Wrongonyou non poteva scegliere un titolo più azzeccato per il suo nuovo album: “Sono io” è un vero racconto in musica di come sia possibile fare pace con se stessi, guardarsi allo specchio e riconoscersi. Un album all’insegna dell’Amorproprio, dedicato a chi sceglie di non avere paura di lasciarsi andare e magari frequentare “Lezioni di volo”.
Quest’ultimo brano, vincitore del Premio della Critica nella sezione Nuove Proposte alla 71° edizione del Festival di Sanremo, racchiude l’intenzione dell’intero album “Sono io”. In questa intervista Wrongonyou, nome d’arte di Marco Zitelli, racconta in modo determinato, sincero e condivisibile, spaccati di vita e di introspezione, tra vertigini e vulnerabilità.
Il tuo nuovo album si intitola “Sono io” e sembra essere il simbolo di un rinnovamento, di una presa di coscienza e della propria autenticità e della propria unicità. Come è avvenuto questo processo?
Sì, ho scritto l’album durante il lockdown. A esclusione del brano “Sono io” che è precedente, una delle prime che ho scritto in italiano con Andrea Bonomo. Quindi ho avuto l’occasione di stare da solo quattro mesi e quindi è stata un’opportunità per studiarsi, per capirsi. Ho indagato il mio rapporto con me stesso, con la musica. È stata questione di riallinearsi, di guardarsi allo specchio. Durante il lockdown ho perso venti chili. Non mi piacevo, mi sono rinnovato. Fare questo disco è stata una necessità. Raccontando di me, ho potuto comprendermi meglio.
“Parlo coi ricordi senza capirci niente”. È una frase del tuo brano “Vertigini”. La musica aiuta a decifrare i ricordi?
Sì. Il fatto di non capirci niente coi ricordi riguarda il ripensare al passato e chiedersi come mai si ha agito in un certo modo. La musica è stata la salvezza, relativamente sia alla quarantena che il mio lavoro. La musica può fare solo bene.

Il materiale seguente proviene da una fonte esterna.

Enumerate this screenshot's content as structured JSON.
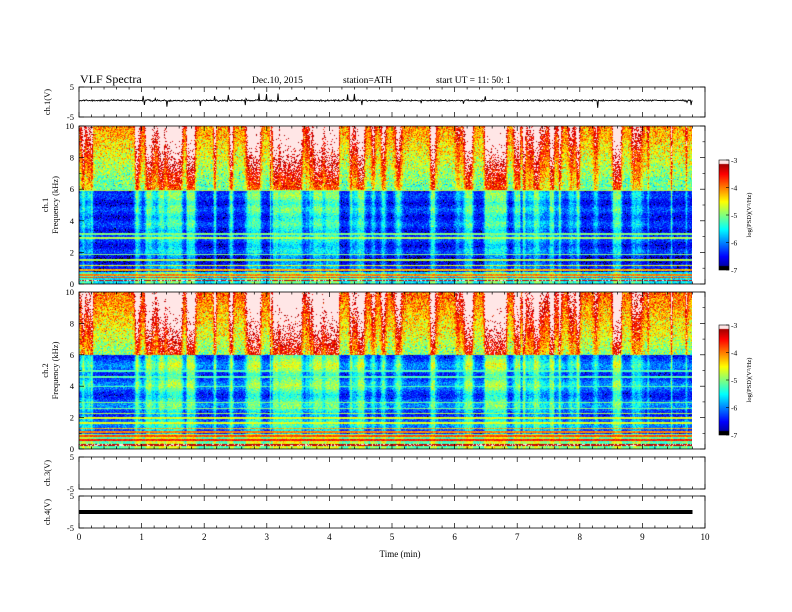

Nel tuo nuovo album sono presenti vari temi, quali per esempio il lasciarsi andare, le vertigini, i ricordi. Verrebbe da dire che lasciarsi andare ai ricordi provoca vertigini, soprattutto ascoltando il brano “Lezioni di volo”. Mi racconti un po’ cosa ne pensi?
“Lezioni di volo” rappresenta l’idea di uccidere la paura di sentirsi liberi. Intendo libertà in senso umano e artistico. Inoltre, mi rendo conto che alcune cose del passato che sono andate storte spesso erano dovute a un auto-sabotaggio. Ho deciso quindi di fare un passo indietro, anche con le produzioni musicali. Mi son detto di fare un disco in primis per me, poi per chi l’ascolta. Sono contento che il mio team abbia sposato questa idea. Del resto, l’album in sé nasce con 20 brani, ne abbiamo presi 10. Quindi presto ci sarà un nuovo disco (ride, ndr)
E hai avuto le idee chiare sin da subito in fatto di scegliere i brani, di sonorità e di intenzioni?
Ho ragionato su questo con Riccardo Scirè e le idee sono sorte come un colpo di fulmine. Le sonorità ce le avevamo entrambi già chiare in mente. È stato un album che ho fatto senza ansia, senza eccessive discussioni. “Vertigini” è la prima canzone che ho scritto durante la quarantena e col tempo mi son reso conto di starmi mettendo sempre più a nudo. Ecco, il fatto che sarebbe stato un album in un certo senso biografico, è qualcosa di cui mi sono accorto successivamente.
C’è una frase del tuo brano “Nonno Bruno” che dice “Com’è il mondo senza la terra sotto i piedi?”. Cosa vuoi esprimere?
Ecco, la frase è catartica, come questo momento. Ecco, la morte è un mistero. Mi riferisco a mio nonno: l’unica cosa che so per certa è che lui, in questo momento, non ha i piedi su questa terra. Ogni volta che ne parlo mi viene da piangere. Vado spesso a trovarlo al cimitero. Gli ho anche fatto sentire la canzone, così, a volume basso.
Grazie per questo spaccato di vita. Un tuo brano si intitola “Prima che mi perda ancora”. A me piace pensare che il perdersi sia un modo alternativo per ritrovarsi. Forse perdersi è anche una scelta. Tu come la vedi?
Io mi son perso nel periodo in cui ho avviato la carriera. Secondo me ognuno vive sul piano della vita reale e parallelamente sul piano dell’ego. Stavo perdendo il focus. La musica stava andando in secondo piano. Ecco cosa significa perdersi per me. Perché per il resto c’è Google Maps. E quindi “Conto piano piano fino a dieci in automatico, prima che mi perda ancora”.